Modern gadgets have been designed to meet the needs of consumers. They are portable, offer multi-tasking functions, and yes, the touch screens make them more than just easy to use.
However, sometimes this easy slide of a fingertip can also cause an unfortunate slip or two, ranging from mistakenly asking your teacher out instead of your favourite crush or landing an obscene photograph in a professional chat room.
The second incident happened to a foreign reporter recently, who ended up sending the photograph of male genitalia to a Foreign Ministry chat room on LINE.
So, how should users like us avoid such mishaps?
Arthit Suriyawongkul, a member of the Foundation for Internet and Civic Culture, offers his thoughts on the matter.
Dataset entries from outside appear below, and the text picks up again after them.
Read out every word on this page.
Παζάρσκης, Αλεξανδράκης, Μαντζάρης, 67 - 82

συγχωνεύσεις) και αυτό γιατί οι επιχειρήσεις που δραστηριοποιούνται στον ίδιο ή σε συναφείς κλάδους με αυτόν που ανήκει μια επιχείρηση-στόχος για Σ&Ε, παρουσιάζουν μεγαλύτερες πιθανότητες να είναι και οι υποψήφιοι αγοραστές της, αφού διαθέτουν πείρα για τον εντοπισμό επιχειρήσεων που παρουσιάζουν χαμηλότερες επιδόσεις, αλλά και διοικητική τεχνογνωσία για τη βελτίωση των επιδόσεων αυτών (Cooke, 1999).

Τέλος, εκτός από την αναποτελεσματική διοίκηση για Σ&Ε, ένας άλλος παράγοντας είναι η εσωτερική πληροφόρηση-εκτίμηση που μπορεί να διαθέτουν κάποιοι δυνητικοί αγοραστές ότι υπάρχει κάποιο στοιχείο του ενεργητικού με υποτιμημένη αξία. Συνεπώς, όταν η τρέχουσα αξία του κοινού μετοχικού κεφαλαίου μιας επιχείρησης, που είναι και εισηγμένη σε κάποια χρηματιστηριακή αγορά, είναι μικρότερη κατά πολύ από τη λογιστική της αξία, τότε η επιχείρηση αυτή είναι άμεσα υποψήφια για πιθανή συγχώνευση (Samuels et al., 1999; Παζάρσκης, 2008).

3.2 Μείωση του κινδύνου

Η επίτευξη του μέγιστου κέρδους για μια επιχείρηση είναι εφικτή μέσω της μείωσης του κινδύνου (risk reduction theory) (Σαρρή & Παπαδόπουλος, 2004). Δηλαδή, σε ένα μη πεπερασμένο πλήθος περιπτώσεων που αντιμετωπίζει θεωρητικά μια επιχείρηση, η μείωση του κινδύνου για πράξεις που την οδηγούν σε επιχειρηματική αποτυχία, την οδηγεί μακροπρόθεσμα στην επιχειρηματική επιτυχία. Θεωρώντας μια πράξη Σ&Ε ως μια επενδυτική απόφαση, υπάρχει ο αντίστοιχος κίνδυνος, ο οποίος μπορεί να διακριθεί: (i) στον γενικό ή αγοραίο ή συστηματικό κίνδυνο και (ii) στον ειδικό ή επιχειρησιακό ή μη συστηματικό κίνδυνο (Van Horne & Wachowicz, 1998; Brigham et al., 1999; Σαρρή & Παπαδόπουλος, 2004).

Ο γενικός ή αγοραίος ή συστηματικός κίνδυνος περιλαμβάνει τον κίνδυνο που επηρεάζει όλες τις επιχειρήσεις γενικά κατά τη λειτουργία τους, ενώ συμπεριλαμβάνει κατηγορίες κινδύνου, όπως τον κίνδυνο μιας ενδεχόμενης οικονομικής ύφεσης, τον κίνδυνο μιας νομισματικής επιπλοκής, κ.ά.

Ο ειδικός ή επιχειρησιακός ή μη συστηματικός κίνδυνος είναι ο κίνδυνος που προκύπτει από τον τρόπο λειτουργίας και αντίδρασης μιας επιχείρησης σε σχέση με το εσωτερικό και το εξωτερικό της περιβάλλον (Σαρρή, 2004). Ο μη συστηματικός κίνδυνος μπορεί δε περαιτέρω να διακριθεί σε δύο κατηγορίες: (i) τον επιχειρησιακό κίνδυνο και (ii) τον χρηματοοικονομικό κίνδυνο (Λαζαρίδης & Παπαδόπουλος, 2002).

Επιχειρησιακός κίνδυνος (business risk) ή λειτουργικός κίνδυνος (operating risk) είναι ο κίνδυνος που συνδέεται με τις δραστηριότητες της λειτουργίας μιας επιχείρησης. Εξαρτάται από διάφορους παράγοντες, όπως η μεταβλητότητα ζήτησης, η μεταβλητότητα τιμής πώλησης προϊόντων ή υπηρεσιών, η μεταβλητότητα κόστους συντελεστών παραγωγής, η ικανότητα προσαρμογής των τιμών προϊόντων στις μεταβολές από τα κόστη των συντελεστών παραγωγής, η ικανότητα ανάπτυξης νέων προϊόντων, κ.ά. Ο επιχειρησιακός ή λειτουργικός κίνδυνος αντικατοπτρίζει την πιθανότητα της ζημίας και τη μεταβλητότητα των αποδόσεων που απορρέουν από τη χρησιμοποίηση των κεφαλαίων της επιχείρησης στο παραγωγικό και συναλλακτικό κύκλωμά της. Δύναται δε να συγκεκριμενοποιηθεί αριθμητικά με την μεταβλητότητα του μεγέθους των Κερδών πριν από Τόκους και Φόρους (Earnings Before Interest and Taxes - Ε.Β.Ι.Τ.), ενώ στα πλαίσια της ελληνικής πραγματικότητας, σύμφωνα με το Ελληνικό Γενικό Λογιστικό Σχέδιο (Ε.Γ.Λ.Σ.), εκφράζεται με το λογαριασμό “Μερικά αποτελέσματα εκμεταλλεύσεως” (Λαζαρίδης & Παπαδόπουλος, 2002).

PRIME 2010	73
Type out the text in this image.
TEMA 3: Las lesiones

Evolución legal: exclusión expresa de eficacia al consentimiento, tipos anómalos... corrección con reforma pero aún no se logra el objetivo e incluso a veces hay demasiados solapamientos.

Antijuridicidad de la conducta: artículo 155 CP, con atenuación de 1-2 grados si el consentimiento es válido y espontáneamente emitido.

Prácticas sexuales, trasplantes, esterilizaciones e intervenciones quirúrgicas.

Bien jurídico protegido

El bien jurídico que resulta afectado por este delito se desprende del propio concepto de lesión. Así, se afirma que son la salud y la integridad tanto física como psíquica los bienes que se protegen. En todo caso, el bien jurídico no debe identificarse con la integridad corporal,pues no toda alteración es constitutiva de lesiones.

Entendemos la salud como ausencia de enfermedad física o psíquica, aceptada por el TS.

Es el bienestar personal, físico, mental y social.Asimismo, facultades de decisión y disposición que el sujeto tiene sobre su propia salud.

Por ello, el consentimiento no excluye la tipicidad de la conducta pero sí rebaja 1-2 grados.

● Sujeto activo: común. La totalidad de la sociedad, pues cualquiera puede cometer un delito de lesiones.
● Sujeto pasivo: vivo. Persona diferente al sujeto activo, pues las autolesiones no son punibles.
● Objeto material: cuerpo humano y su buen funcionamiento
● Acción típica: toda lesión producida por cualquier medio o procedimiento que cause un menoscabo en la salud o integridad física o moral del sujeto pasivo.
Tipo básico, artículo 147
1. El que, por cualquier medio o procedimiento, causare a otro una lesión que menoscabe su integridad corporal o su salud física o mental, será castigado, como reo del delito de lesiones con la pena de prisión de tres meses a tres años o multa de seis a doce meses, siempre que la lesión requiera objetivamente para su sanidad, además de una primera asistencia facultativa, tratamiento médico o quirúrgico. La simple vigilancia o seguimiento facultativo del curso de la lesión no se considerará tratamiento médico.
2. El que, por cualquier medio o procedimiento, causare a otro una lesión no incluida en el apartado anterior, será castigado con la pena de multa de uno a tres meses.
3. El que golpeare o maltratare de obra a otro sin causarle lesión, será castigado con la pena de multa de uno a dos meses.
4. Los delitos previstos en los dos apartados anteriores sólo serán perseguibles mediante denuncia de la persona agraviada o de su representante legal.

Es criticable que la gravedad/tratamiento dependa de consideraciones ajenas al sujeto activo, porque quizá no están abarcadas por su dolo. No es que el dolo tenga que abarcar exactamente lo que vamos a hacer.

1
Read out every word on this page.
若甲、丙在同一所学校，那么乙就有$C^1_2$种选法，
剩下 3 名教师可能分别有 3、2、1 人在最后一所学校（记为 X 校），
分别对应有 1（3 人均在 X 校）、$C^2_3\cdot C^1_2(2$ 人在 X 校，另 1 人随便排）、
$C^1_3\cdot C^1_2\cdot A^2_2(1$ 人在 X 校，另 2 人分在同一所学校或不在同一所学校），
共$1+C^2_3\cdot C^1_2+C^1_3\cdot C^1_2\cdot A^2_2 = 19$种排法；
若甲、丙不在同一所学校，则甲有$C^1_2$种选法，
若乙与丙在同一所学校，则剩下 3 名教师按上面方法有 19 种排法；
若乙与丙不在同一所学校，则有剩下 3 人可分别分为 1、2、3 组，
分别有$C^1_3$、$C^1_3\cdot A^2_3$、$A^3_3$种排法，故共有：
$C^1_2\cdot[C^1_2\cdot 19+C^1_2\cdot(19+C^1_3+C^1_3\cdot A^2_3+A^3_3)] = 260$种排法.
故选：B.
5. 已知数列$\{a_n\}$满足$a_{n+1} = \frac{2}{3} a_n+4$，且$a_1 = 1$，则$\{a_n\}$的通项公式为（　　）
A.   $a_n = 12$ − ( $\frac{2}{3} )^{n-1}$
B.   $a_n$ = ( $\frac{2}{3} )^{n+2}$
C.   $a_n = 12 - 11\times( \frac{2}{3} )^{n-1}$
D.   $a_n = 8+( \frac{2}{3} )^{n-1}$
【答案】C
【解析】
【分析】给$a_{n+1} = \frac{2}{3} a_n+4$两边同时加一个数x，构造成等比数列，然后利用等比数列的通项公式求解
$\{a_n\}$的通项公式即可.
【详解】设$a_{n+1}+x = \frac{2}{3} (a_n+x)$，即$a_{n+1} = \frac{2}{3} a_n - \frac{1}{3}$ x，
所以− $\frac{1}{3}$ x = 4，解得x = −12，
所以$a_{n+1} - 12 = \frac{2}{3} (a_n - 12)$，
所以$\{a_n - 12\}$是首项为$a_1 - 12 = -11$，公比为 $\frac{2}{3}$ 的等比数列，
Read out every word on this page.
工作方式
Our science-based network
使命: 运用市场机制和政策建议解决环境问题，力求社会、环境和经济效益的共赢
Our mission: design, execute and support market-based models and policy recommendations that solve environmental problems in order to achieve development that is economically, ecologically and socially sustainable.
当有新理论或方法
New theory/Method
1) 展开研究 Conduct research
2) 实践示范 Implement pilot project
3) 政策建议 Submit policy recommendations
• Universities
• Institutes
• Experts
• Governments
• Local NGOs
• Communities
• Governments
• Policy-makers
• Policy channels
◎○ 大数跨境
First, he said, users need to see exactly what they are sending before pressing the "send" button, and in order to avoid landing themselves in hot soup like the foreign reporter did, they should not have such "extreme data" in their devices anyway.
Also, users have to be really sure about the chat room they are going into, and find out who is part of this chat room so they know what they can and cannot say, he advised.
So, how does one know what chat room is suitable, when there are so many out there?
Arthit responded that users should simply use different applications for different people.
For instance, he said, he has limited the use of LINE to his family and friends, while the app Telegram Messenger is earmarked for his colleagues only. This, he pointed out, cuts down the chance of sending inappropriate data to wrong recipients.
But what if a user wishes to stick with one chat application?
Then, Arthit said, he or she can differentiate between chat rooms by setting up different background pictures, colour themes or name.
Of course, each user is in control of his or her security, but once something unwarranted takes place, then society should also deal with it in a responsible fashion, he pointed out.
"People need to understand that accidents happen and they should not immediately stand in judgement," he said, referring to recently incident.
"Mistakenly sending something should not be viewed as a serious crime. Besides, the employer has already punished the reporter," he pointed out.
A computer programmer, who asked to be referred to as only Napat, said loading inappropriate data on one's device could pose quite a dilemma in the long run.
"Some users think they are within their rights to have such things on their devices, but once this data slips out, be it accidentally or not, they no longer own the data," the programmer said.